Ill-formed Code Unit Sequences | VantageCloud Lake - Ill-formed Code Unit Sequences - Teradata Vantage

Teradata® VantageCloud Lake

Deployment
VantageCloud
Edition
Lake
Product
Teradata Vantage
Published
January 2023
ft:locale
en-US
ft:lastEdition
2024-12-11
dita:mapPath
phg1621910019905.ditamap
dita:ditavalPath
pny1626732985837.ditaval
dita:id
phg1621910019905

Ill-formed code unit sequence errors occur when the byte values in a character string do not follow the encoding rules. These exceptions are detected while importing characters from a UTF8 or UTF16 session to a Unicode character string, or exporting from a Unicode character string to a UTF16 or UTF8 session.

UTF8 and Unicode

In a session where UPT is disabled, an error is returned when an ill-formed sequence error is encountered and processing stops.
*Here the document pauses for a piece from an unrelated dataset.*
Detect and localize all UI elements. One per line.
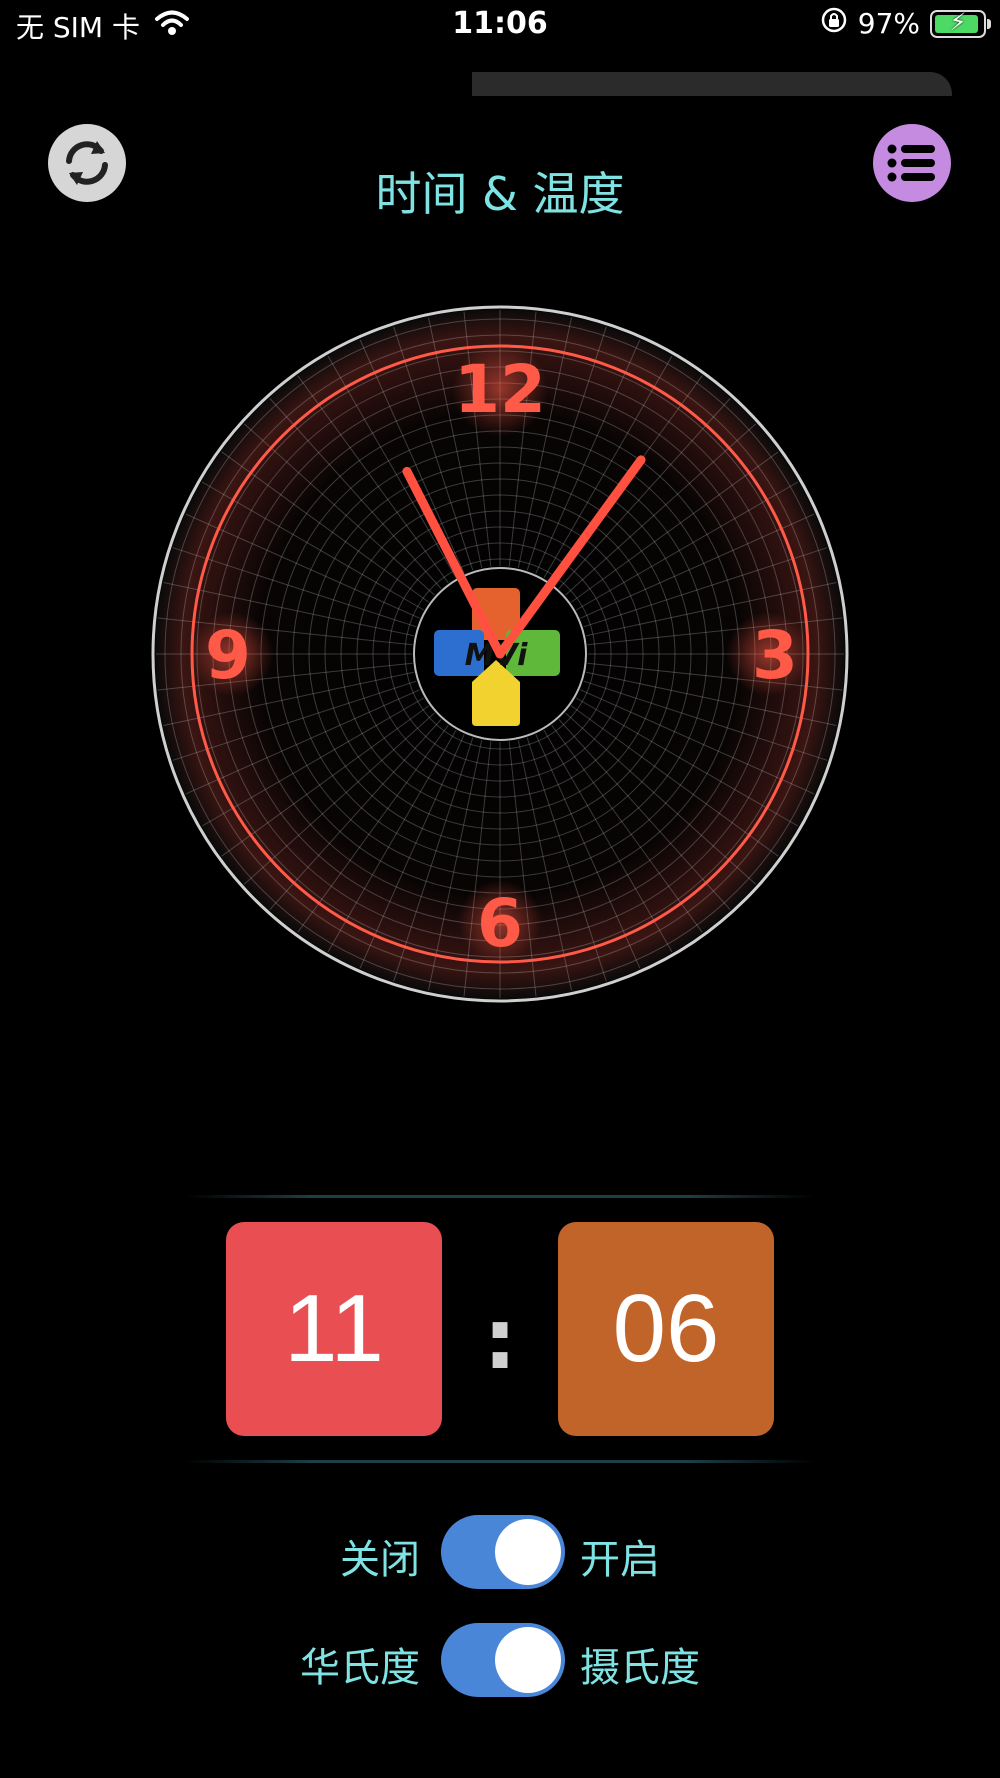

In a Pass Through session, processing continues without error and a UNICODE REPLACEMENT CHARACTER (U+FFFD) is stored in the destination string for each ill-formed byte in the source string sequence.

The following table shows how UTF8 source strings are converted to UTF16 destination strings with replacement characters. The replacement stops once a well-formed byte sequence is encountered.
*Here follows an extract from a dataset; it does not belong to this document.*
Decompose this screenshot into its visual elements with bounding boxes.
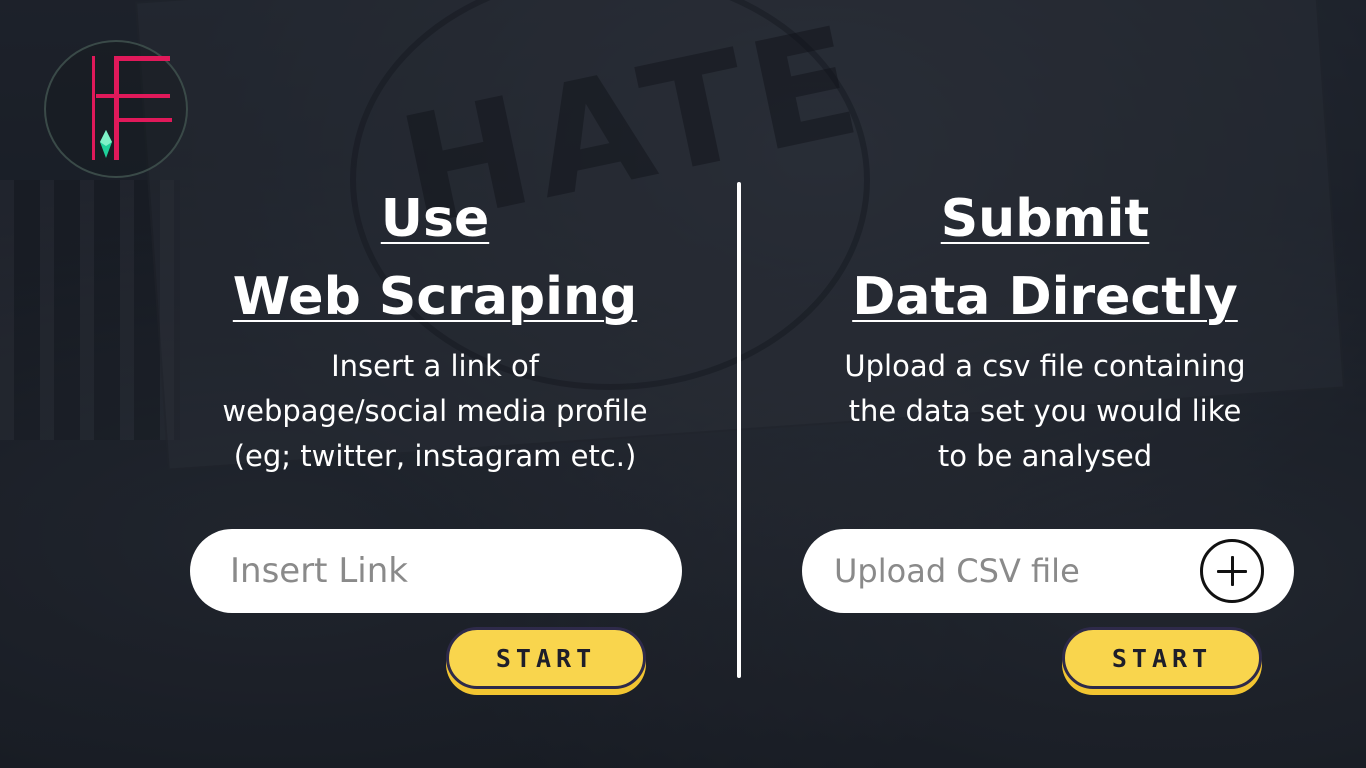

Ill-formed UTF8 Source String UTF16 Destination String With Replacement Characters
80 FFFD
C261 FFFD0061
E18065 FFFDFFFD0065
F1808062 FFFDFFFDFFFD0062
63F48164 0063FFFDFFFD0064
C3679068A0BF69 FFFD0067FFFD0068FFFDFFFD0069

Ill-formed sequence exceptions during export to UTF8 are rare and can only occur if the source Unicode string is not well-formed.

UTF16 and Unicode

In a session where UPT is disabled, an error is returned when an ill-formed sequence error is encountered and processing stops.
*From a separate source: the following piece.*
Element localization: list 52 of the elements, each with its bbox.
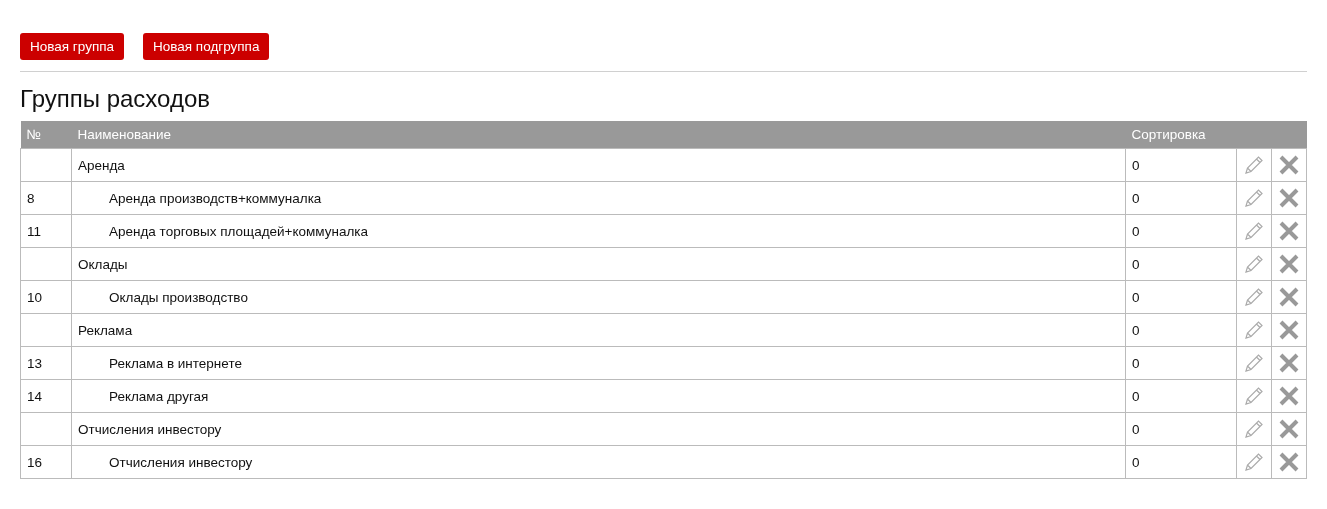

In a Pass Through session, the following occurs for ill-formed sequence errors:
  • In cases where a High Surrogate is not followed by a Low Surrogate or a Low Surrogate is not preceded by a High Surrogate, processing continues without error and a UNICODE REPLACEMENT CHARACTER (U+FFFD) is stored in the destination string for each inappropriate surrogate. For example, the ill-formed UTF16 source string of ‘D800D800’ is converted to the UTF16 destination string with replacement characters of ‘FFFDFFFD’.
  • If the length of the source UTF16 character string is odd on import, processing continues without error and a trailing UNICODE REPLACEMENT CHARACTER (U+FFFD) is stored in the destination string for the partial source byte. For example, the ill-formed UTF16 source string of ‘D800’ is converted to the UTF16 destination string with replacement characters of ‘FFFD’.